The Case for Liposomal NR or NMN

The results suggest that gut bacteria metabolize NR and NMN and convert them to NA to raise circulating NAD+, which helps build the case for taking liposomal forms of these NAD+ precursors, which are widely available for purchase. Liposomes are tiny fat bubbles that encapsulate NR or NMN and protect these molecules from digestive degradation, allowing for significantly higher absorption. Through their capabilities to protect NR and NMN from digestive degradation, liposomes may ensure that these NAD+ precursors make it to the gut, where gut bacteria may convert them to NA and potently and sustainably raise circulating NAD+ levels.

Moreover, some researchers have labeled declining NAD+ levels with age as a hallmark of aging, associated with impaired function of the cell’s powerhouses (mitochondria), DNA damage, and metabolic disease. As the evidence presented in this study suggests, supplementing with NR or NMN may work better than Nam to counteract an age-related decline in NAD+.

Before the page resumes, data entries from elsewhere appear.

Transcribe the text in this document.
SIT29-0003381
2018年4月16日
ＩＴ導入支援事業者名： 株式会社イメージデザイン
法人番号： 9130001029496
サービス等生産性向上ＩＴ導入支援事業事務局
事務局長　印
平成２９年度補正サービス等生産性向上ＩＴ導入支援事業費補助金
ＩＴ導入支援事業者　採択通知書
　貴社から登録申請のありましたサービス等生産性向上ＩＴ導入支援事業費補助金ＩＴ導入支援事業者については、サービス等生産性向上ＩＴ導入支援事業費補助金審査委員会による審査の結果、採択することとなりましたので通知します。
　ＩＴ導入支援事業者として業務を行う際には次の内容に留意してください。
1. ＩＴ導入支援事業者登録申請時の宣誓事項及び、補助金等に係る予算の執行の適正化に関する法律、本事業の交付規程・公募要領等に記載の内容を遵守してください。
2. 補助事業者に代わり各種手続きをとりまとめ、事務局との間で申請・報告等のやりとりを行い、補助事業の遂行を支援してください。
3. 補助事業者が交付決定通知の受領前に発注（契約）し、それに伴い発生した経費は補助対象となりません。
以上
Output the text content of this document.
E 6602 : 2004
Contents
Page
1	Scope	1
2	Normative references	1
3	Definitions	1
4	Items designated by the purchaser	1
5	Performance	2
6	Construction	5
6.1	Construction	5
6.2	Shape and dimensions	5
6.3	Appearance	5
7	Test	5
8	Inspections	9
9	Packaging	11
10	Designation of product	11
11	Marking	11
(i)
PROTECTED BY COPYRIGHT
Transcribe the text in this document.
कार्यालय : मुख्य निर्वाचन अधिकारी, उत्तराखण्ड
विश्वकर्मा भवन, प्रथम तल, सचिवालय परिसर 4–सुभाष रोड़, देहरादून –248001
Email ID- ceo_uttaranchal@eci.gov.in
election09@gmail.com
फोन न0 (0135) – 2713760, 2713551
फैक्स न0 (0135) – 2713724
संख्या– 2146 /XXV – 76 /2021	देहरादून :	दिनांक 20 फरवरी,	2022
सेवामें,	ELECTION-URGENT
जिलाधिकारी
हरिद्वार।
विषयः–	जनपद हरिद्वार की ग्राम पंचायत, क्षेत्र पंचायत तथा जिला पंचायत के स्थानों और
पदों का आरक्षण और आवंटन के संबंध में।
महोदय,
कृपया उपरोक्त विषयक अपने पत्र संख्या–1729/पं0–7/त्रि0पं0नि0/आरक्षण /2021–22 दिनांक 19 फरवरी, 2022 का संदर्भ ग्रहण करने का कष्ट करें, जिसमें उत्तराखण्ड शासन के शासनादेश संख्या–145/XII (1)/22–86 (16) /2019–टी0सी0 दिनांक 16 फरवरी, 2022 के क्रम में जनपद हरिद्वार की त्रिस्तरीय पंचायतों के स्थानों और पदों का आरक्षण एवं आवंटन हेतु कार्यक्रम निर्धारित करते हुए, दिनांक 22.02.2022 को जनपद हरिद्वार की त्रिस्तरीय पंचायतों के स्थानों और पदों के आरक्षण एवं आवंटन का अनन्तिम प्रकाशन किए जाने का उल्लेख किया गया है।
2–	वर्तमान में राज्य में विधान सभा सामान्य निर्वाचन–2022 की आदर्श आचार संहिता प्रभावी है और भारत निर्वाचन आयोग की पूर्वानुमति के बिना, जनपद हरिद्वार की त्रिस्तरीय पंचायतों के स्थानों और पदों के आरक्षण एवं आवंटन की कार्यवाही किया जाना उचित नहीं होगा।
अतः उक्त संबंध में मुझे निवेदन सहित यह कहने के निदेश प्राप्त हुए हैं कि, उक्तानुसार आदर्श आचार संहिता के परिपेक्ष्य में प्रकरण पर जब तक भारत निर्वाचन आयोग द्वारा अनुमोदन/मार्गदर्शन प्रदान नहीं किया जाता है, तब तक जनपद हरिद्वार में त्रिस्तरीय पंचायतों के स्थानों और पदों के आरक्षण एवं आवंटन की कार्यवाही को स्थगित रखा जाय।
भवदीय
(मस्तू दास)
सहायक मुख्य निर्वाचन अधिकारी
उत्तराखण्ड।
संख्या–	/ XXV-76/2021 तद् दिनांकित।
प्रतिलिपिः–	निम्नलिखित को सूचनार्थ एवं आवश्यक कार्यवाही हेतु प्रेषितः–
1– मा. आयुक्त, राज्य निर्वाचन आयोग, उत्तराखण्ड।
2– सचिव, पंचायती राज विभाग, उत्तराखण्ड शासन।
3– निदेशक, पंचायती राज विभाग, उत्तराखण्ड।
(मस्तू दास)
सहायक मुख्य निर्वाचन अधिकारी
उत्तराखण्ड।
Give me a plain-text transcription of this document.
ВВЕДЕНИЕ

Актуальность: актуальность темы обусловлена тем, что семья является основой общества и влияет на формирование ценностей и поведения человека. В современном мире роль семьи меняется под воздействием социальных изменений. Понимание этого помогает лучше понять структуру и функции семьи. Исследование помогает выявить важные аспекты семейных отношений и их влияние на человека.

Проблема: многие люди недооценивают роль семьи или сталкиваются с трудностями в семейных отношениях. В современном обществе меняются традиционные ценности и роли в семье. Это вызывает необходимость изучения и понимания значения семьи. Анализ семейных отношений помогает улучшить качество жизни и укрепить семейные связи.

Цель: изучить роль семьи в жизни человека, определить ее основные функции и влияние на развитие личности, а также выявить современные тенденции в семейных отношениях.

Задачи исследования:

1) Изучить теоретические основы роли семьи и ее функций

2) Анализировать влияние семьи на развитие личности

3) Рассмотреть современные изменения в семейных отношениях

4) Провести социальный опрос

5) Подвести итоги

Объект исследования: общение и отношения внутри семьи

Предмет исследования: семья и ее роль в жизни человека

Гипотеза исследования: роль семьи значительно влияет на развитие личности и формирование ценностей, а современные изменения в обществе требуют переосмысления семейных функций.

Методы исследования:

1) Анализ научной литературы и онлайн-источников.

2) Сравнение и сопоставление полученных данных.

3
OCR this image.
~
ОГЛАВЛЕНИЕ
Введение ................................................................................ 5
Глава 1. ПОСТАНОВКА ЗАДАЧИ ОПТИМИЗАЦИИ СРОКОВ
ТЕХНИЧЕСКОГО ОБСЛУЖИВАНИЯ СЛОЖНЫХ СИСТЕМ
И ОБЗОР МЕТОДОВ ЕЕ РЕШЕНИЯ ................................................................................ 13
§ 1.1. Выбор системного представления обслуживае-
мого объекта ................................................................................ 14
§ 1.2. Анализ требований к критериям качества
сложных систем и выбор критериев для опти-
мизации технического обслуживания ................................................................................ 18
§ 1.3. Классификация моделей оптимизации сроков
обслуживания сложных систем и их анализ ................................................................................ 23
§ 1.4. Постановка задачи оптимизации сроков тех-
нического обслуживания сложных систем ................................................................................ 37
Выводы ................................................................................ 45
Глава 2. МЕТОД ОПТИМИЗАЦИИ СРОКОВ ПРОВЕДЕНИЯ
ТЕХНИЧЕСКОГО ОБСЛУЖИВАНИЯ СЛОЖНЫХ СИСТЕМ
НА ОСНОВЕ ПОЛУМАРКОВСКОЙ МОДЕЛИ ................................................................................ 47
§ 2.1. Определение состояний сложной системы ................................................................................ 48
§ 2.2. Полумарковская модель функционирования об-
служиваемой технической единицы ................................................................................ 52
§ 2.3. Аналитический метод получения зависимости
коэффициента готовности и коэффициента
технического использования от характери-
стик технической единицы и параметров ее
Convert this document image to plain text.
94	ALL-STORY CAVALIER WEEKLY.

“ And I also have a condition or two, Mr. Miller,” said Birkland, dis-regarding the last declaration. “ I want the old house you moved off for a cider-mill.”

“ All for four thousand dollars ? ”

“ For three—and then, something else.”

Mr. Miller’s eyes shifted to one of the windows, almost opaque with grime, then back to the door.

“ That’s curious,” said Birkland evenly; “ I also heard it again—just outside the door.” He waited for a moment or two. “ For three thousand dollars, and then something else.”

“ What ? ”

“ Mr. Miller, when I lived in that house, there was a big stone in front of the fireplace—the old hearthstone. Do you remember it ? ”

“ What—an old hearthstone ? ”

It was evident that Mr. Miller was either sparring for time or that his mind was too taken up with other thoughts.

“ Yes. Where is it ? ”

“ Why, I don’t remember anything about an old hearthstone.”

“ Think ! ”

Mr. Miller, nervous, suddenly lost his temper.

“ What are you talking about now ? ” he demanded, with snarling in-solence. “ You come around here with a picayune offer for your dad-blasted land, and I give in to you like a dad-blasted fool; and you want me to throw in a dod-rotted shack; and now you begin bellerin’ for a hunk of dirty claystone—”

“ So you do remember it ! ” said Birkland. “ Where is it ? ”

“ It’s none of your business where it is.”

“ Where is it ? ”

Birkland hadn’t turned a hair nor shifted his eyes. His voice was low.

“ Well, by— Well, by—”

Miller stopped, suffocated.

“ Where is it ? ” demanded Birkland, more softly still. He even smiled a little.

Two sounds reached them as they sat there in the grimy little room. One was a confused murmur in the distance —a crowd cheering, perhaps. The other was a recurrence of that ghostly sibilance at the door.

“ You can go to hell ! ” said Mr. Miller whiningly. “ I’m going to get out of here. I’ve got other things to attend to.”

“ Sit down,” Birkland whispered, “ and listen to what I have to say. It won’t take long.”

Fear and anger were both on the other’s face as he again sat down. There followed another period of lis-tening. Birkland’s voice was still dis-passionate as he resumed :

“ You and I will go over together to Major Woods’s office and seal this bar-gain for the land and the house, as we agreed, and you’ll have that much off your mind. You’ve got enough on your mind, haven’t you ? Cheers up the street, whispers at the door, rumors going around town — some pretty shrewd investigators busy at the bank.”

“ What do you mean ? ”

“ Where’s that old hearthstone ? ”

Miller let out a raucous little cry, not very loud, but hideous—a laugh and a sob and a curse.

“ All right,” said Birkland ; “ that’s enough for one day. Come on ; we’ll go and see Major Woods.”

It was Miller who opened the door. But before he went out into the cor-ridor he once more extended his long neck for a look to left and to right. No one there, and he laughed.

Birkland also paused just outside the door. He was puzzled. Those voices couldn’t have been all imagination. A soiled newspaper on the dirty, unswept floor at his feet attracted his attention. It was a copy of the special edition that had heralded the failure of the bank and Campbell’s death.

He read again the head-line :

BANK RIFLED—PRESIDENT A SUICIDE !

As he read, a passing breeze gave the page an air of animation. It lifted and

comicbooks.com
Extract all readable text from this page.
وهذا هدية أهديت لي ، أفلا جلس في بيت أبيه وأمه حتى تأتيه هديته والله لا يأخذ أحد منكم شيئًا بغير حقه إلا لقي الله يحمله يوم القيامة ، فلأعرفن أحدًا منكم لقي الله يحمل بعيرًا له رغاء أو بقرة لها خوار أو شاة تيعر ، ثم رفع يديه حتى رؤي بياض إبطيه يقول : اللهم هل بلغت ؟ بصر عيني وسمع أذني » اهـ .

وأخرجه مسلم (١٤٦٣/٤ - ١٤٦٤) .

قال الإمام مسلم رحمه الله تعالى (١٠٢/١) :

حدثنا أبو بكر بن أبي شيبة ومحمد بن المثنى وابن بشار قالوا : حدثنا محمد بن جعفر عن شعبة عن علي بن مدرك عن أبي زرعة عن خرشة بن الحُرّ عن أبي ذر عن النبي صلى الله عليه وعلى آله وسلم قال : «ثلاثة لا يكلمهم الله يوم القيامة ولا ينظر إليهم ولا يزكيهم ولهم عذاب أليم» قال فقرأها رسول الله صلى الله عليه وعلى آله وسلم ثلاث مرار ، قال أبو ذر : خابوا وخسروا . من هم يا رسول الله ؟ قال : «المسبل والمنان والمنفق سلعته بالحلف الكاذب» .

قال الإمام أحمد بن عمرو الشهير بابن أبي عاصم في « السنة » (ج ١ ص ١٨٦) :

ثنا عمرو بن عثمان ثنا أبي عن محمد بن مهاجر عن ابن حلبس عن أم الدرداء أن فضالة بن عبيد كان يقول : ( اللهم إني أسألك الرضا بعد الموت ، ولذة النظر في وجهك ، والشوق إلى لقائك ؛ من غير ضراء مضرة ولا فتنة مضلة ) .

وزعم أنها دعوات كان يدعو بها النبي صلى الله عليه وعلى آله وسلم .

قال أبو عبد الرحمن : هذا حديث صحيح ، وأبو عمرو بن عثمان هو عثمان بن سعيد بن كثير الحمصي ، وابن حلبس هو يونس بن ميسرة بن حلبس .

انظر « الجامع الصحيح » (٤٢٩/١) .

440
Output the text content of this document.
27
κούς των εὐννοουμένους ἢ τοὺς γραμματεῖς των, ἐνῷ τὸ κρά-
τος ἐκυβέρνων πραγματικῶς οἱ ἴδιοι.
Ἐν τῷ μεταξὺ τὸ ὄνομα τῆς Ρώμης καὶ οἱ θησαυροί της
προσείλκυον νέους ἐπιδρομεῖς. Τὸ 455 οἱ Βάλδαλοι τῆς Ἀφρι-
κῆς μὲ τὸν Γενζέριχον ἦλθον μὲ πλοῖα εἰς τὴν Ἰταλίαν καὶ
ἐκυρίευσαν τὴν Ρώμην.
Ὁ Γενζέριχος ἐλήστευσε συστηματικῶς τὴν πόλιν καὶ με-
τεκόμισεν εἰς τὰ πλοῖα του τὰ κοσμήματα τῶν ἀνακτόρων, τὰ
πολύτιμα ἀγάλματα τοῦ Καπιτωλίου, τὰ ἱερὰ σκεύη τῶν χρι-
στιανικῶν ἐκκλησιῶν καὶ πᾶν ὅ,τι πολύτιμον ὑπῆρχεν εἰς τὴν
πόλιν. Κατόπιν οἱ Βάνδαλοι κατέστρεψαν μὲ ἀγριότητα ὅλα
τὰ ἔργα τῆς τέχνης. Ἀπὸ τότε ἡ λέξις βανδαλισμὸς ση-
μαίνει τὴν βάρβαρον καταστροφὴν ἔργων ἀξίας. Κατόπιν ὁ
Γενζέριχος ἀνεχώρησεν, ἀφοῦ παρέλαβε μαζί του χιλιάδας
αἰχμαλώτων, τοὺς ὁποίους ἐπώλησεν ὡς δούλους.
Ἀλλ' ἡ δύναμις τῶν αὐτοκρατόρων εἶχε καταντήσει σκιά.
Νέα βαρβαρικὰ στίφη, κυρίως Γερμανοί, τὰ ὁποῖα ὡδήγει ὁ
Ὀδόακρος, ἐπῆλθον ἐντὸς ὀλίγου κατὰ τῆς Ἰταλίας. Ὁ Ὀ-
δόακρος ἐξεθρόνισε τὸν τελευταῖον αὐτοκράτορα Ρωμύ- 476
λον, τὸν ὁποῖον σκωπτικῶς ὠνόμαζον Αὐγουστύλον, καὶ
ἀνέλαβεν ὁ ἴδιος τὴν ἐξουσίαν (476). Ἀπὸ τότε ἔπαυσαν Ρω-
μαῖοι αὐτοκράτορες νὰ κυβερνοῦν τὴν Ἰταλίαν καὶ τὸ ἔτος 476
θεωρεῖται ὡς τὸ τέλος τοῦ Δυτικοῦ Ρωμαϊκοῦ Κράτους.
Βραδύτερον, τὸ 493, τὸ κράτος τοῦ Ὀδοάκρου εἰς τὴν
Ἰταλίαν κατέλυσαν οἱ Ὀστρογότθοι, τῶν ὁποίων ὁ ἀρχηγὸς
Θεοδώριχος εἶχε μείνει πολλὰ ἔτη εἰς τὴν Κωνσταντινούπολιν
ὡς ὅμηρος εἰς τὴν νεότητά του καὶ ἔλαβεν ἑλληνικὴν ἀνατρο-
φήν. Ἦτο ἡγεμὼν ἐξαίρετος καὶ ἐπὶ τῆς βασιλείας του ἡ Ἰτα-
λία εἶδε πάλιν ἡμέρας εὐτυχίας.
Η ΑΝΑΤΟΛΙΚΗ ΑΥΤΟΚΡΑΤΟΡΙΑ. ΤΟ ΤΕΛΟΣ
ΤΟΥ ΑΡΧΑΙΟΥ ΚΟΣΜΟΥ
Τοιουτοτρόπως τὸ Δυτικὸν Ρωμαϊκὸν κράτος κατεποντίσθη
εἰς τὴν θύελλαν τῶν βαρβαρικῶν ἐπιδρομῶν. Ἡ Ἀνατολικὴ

At the same time, figuring out whether tissues and organs effectively absorb increased NAD+ levels from the bloodstream to counteract declining NAD+ levels throughout multiple organ systems will require further human testing. If NAD+ precursors do raise NAD+ levels in tissues and organs throughout the body, this could potentially have widespread effects, boosting mitochondrial function, enhancing DNA repair, and improving metabolism.

Some research reports that supplementing with NR increases NAD+ abundance in organs such as the brain and skeletal muscle; however, increased NAD+ levels in various tissues have not been consistently observed in all studies. Hence, future human trials could directly compare the effects of supplementation with NR, NMN, and NAM on NAD+ levels in multiple organ systems to confirm whether these NAD+ precursors indeed increase NAD+ levels throughout the body.